Così replicano dal San Raffaele spa in seguito alla comunicazione del commissario straordinario della Sanità del Lazio Enrico Bondi.
“Non è assolutamente soddisfacente che un commissario comunichi con noi attraverso la stampa è una procedura irrituale – continua la nota del San Raffaele -. Oggi riuniremo gli organi societari e prenderemo una decisione che riteniamo sarà di procedere rispetto a quanto si era già deciso e annunciato perché l’importo messo a disposizione dal commissario è insufficiente rispetto ai nostri crediti”.

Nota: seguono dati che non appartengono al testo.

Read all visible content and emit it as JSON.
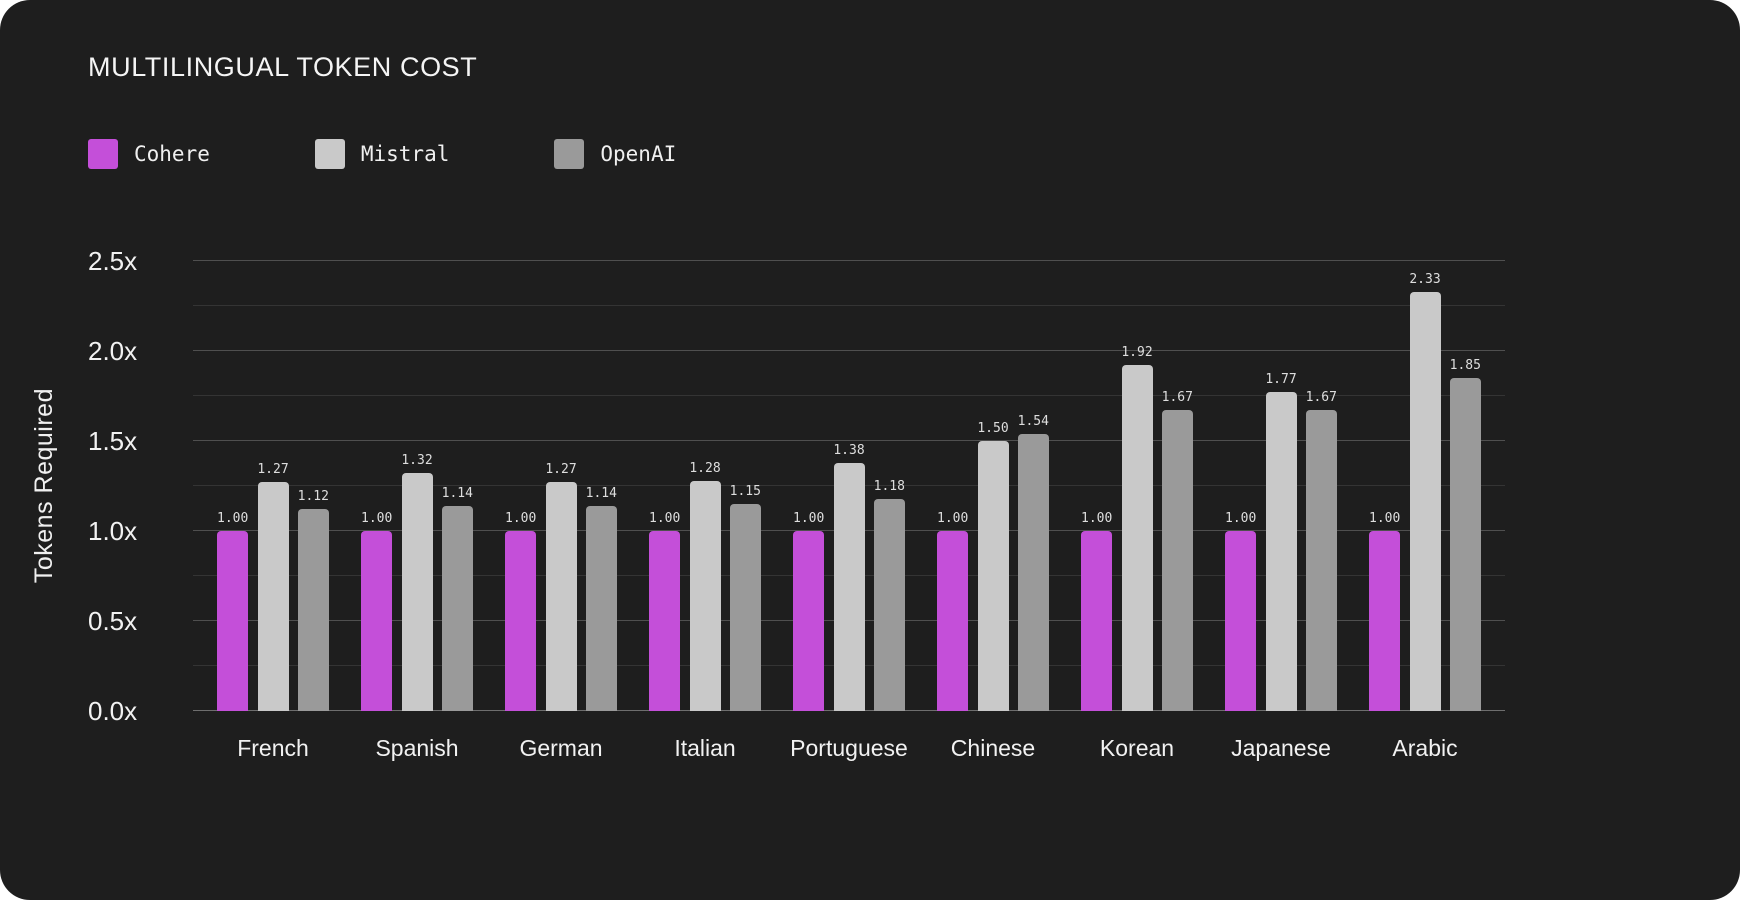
{
  "page": {
    "background": "#ffffff",
    "card_background": "#1e1e1e"
  },
  "chart_data": {
    "type": "bar",
    "title": "MULTILINGUAL TOKEN COST",
    "ylabel": "Tokens Required",
    "xlabel": "",
    "ylim": [
      0,
      2.5
    ],
    "grid": "horizontal majors every 0.5 with minors every 0.25",
    "legend_position": "top-left",
    "categories": [
      "French",
      "Spanish",
      "German",
      "Italian",
      "Portuguese",
      "Chinese",
      "Korean",
      "Japanese",
      "Arabic"
    ],
    "yticks": [
      {
        "value": 0.0,
        "label": "0.0x"
      },
      {
        "value": 0.5,
        "label": "0.5x"
      },
      {
        "value": 1.0,
        "label": "1.0x"
      },
      {
        "value": 1.5,
        "label": "1.5x"
      },
      {
        "value": 2.0,
        "label": "2.0x"
      },
      {
        "value": 2.5,
        "label": "2.5x"
      }
    ],
    "series": [
      {
        "name": "Cohere",
        "color": "#c44fd9",
        "values": [
          1.0,
          1.0,
          1.0,
          1.0,
          1.0,
          1.0,
          1.0,
          1.0,
          1.0
        ]
      },
      {
        "name": "Mistral",
        "color": "#c9c9c9",
        "values": [
          1.27,
          1.32,
          1.27,
          1.28,
          1.38,
          1.5,
          1.92,
          1.77,
          2.33
        ]
      },
      {
        "name": "OpenAI",
        "color": "#9a9a9a",
        "values": [
          1.12,
          1.14,
          1.14,
          1.15,
          1.18,
          1.54,
          1.67,
          1.67,
          1.85
        ]
      }
    ]
  }
}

Ben più cospicuo è infatti il credito che il San Raffaele vanta con la Regione Lazio per le tredici strutture sanitarie tra le quali figura anche la viterbese Villa Buon Respiro. “La Regione ci deve 260 milioni di euro – conclude la nota – e i 20 milioni non bastano”.

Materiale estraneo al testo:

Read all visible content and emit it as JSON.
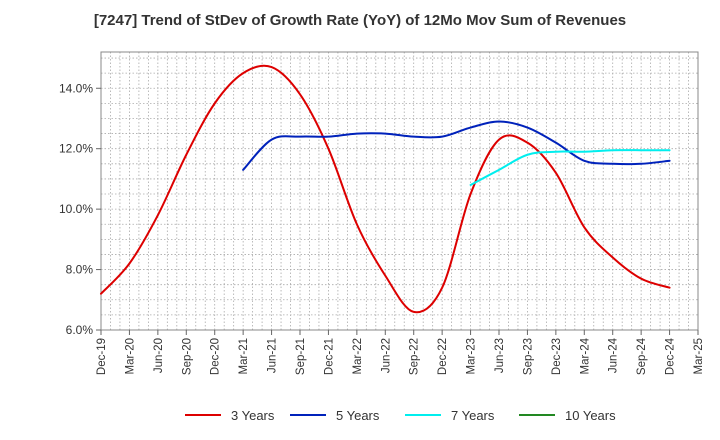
{
  "chart_data": {
    "type": "line",
    "title": "[7247]  Trend of StDev of Growth Rate (YoY) of 12Mo Mov Sum of Revenues",
    "xlabel": "",
    "ylabel": "",
    "x": [
      "Dec-19",
      "Mar-20",
      "Jun-20",
      "Sep-20",
      "Dec-20",
      "Mar-21",
      "Jun-21",
      "Sep-21",
      "Dec-21",
      "Mar-22",
      "Jun-22",
      "Sep-22",
      "Dec-22",
      "Mar-23",
      "Jun-23",
      "Sep-23",
      "Dec-23",
      "Mar-24",
      "Jun-24",
      "Sep-24",
      "Dec-24",
      "Mar-25"
    ],
    "ylim": [
      6.0,
      15.2
    ],
    "yticks": [
      6.0,
      8.0,
      10.0,
      12.0,
      14.0
    ],
    "ytick_labels": [
      "6.0%",
      "8.0%",
      "10.0%",
      "12.0%",
      "14.0%"
    ],
    "series": [
      {
        "name": "3 Years",
        "color": "#dd0000",
        "values": [
          7.2,
          8.2,
          9.8,
          11.8,
          13.5,
          14.5,
          14.7,
          13.8,
          12.0,
          9.5,
          7.8,
          6.6,
          7.4,
          10.5,
          12.3,
          12.2,
          11.2,
          9.4,
          8.4,
          7.7,
          7.4,
          null
        ]
      },
      {
        "name": "5 Years",
        "color": "#0022bb",
        "values": [
          null,
          null,
          null,
          null,
          null,
          11.3,
          12.3,
          12.4,
          12.4,
          12.5,
          12.5,
          12.4,
          12.4,
          12.7,
          12.9,
          12.7,
          12.2,
          11.6,
          11.5,
          11.5,
          11.6,
          null
        ]
      },
      {
        "name": "7 Years",
        "color": "#00eeee",
        "values": [
          null,
          null,
          null,
          null,
          null,
          null,
          null,
          null,
          null,
          null,
          null,
          null,
          null,
          10.8,
          11.3,
          11.8,
          11.9,
          11.9,
          11.95,
          11.95,
          11.95,
          null
        ]
      },
      {
        "name": "10 Years",
        "color": "#228822",
        "values": [
          null,
          null,
          null,
          null,
          null,
          null,
          null,
          null,
          null,
          null,
          null,
          null,
          null,
          null,
          null,
          null,
          null,
          null,
          null,
          null,
          null,
          null
        ]
      }
    ],
    "grid": true,
    "legend_position": "bottom"
  }
}
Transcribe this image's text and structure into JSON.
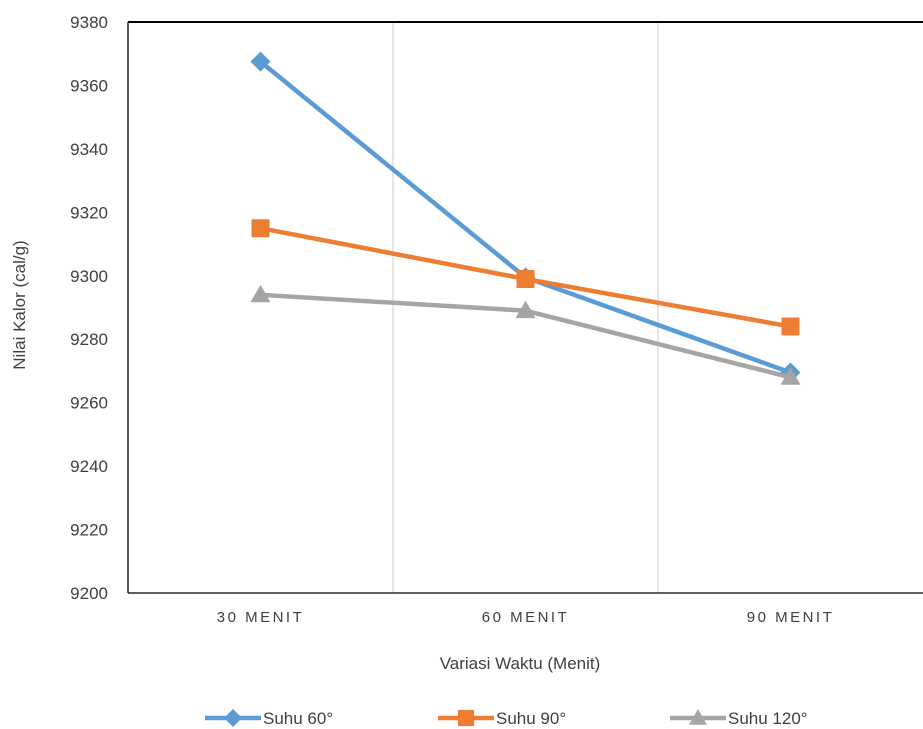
{
  "chart_data": {
    "type": "line",
    "title": "",
    "xlabel": "Variasi Waktu (Menit)",
    "ylabel": "Nilai Kalor (cal/g)",
    "categories": [
      "30 MENIT",
      "60 MENIT",
      "90 MENIT"
    ],
    "ylim": [
      9200,
      9380
    ],
    "yticks": [
      9200,
      9220,
      9240,
      9260,
      9280,
      9300,
      9320,
      9340,
      9360,
      9380
    ],
    "grid": "vertical",
    "legend": "bottom",
    "series": [
      {
        "name": "Suhu 60°",
        "values": [
          9367.5,
          9299.5,
          9269.5
        ],
        "color": "#5b9bd5",
        "marker": "diamond"
      },
      {
        "name": "Suhu 90°",
        "values": [
          9315,
          9299,
          9284
        ],
        "color": "#ed7d31",
        "marker": "square"
      },
      {
        "name": "Suhu 120°",
        "values": [
          9294,
          9289,
          9268
        ],
        "color": "#a5a5a5",
        "marker": "triangle"
      }
    ]
  }
}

Rimane, quindi, il forte e preannunciato rischio della chiusura delle strutture: Cassino, Viterbo, Montecompatri e Rocca di Papa, l’Irccs San Raffaele Pisana, San Raffaele Portuense, San Raffaele Flaminia, San Raffaele Trevignano, San Raffaele Sabaudia, San Raffaele Termini, Metamedica, MR3000 e San Raffaele Tuscolana.